I’d been squinting and had to blink a few times to make my eyes focus normally. “Could be. Cowboys always name their rifles in old westerns, don’t they?”

James shrugged and turned the gun over. The other side was covered in white gunk.

“I think that’s lime,” I said. “You know—to keep the body from smelling.”

He scratched at it until a big flake fell off. There was no rust underneath, and no mistaking what we saw: eight notches, carved deep.

“Somebody was keeping count,” I said.

James nodded. “You think it was the skeleton, or the person who dumped it here?”

“I’m not sure,” I said. “But I’m guessing whoever killed this guy wasn’t interested in bragging about it. They wanted him erased, like he never even existed.”

“That’s dark, Chase.”

“Welcome to my morning.”

Then I noticed thin cracks spiderwebbing out from the hank of matted hair on the back of the skull. I curled my fingers under its edge, scraping until the whole mess came off in my hand. The bone underneath was shattered.

“That’s not from a bullet,” James muttered.

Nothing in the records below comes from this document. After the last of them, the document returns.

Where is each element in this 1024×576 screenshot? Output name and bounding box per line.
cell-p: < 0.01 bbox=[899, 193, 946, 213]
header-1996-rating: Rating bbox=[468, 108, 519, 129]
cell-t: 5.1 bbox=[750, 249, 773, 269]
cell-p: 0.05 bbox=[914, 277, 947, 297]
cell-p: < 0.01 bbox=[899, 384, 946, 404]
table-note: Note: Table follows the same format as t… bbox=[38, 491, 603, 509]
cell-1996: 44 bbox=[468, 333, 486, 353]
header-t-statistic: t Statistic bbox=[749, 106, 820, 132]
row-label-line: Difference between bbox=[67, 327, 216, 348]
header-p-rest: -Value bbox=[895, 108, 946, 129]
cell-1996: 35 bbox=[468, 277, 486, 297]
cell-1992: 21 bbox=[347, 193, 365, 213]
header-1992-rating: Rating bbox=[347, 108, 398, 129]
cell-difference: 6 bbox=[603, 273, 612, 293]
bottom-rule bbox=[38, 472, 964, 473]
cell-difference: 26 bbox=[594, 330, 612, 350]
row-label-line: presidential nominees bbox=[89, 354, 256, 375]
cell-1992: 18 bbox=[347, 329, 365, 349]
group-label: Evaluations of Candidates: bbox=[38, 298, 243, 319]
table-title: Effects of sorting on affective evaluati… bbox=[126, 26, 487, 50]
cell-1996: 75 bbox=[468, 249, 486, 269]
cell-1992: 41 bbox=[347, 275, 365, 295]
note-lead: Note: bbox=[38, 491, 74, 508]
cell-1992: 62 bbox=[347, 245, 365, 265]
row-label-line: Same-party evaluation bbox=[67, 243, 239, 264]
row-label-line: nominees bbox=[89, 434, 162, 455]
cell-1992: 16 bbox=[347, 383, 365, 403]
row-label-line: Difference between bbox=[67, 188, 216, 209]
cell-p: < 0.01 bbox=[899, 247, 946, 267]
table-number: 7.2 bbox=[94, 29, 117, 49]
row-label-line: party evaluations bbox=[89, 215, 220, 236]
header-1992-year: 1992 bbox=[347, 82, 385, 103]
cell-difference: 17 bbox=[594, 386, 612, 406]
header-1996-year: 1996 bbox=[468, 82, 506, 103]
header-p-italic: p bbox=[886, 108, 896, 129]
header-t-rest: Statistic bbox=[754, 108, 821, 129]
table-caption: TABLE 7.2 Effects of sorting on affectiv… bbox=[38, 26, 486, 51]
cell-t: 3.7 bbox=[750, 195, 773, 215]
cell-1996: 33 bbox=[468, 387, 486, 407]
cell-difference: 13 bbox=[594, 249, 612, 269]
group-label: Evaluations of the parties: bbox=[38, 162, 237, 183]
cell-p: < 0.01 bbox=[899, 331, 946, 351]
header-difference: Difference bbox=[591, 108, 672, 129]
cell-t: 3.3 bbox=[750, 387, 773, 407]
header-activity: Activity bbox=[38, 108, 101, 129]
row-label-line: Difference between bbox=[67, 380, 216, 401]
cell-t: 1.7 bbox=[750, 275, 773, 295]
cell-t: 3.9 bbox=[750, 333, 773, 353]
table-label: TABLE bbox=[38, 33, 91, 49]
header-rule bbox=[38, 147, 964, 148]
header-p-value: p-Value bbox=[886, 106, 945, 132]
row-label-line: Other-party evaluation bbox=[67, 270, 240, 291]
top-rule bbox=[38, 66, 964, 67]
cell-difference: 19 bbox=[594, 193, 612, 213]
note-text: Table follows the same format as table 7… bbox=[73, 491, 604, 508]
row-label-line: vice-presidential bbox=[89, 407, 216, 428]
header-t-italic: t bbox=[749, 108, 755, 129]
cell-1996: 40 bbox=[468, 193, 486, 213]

He reached down past the edge of the hole and came out holding a brick. One of its long edges was stained dark, covered with strands of something that looked suspiciously like hair. He held that edge over the crater in the skull. It fit perfectly along the main fracture line. Warm as the air around me had gotten, I shivered.

James set the brick down and reached in again. “There’s something in his back pocket…”

The gate clicked outside.

James jerked back and scrambled to his feet. I dropped onto my stomach and had just gotten hold of the thing in the skeleton’s pocket when James yanked me out by the waist. He kicked the gun and the brick back into the hole. I shoved a mildewed rectangle of leather between the waistband of my bike shorts and the skin of my back.

“Keep quiet,” I whispered as a shadow crossed the yard. “I’ll do the talking.”